Cuando una conversación externa termina de manera tan abrupta, en mi propio sentir, no desaparece; se muda. Se traslada a un espacio interior donde sí puede existir. Es allí, en mi mente, donde se lleva a cabo el diálogo que no pudo ser. Converso con esa otra parte —la que no admite el comentario— y resuelvo en mi fuero interno esa situación tan simple que afuera se tornó compleja. Este monólogo se convierte en un refugio, un lugar seguro para procesar lo que no se pudo expresar y encontrar una sensación de cierre, aunque sea unilateral.
Esta experiencia me ha dejado algo muy claro: los procesos de cada persona son individuales y, en ese sentido, uno no puede hacer mucho para cambiarlos. A veces creemos en un ideal, en “lo que debería ser” una conversación, pero la realidad, en lo que refiere “al otro”, no depende de nosotros. La verdad es que no todas las personas vibramos en la misma sintonía.
Las luchas que uno ha vivido, las heridas que ha trabajado y las lecciones que ha integrado, nos afinan de una manera particular. Pero esas batallas internas no son necesariamente las de los demás y, por consiguiente, no siempre se entienden nuestros puntos de vista. No es por maldad, es simplemente porque resuenan en frecuencias distintas, moldeadas por experiencias diferentes.
Al principio, la frustración es inevitable. Uno quisiera que el otro comprendiera, que el diálogo fluyera. Por eso, a veces, recurro a pequeñas acciones que, sin palabras, intentan expresar mi sentir, esperando que del otro lado haya una eventual comprensión. Pero he aprendido que el trabajo más importante no está en lograr que el otro me entienda, sino en sanar mi propia reacción ante su incomprensión.
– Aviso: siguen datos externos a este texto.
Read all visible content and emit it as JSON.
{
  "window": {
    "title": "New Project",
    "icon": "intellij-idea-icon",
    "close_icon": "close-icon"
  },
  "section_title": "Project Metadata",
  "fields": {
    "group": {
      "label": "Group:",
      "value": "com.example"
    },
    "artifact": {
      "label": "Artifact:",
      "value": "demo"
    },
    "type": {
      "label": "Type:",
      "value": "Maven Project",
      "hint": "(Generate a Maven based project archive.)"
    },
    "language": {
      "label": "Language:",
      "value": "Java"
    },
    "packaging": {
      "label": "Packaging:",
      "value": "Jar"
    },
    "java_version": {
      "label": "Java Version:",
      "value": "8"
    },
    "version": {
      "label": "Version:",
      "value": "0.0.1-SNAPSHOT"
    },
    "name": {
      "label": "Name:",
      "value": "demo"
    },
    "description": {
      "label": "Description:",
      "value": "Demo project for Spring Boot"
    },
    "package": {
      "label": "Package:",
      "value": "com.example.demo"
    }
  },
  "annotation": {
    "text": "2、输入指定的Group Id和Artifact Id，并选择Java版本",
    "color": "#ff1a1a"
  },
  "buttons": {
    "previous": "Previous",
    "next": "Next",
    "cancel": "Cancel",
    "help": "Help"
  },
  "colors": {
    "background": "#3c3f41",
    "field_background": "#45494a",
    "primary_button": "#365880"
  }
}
El verdadero desafío es lidiar con esa “otredad” que me genera sentires y me saca de mi propia frecuencia. Es un trabajo continuo para poder entender, asimilar y sanar las sensaciones que provocan en mí esas reacciones que vienen de fuera. Se trata de aprender a mantener mi paz interior, incluso cuando el mundo exterior está en disonancia.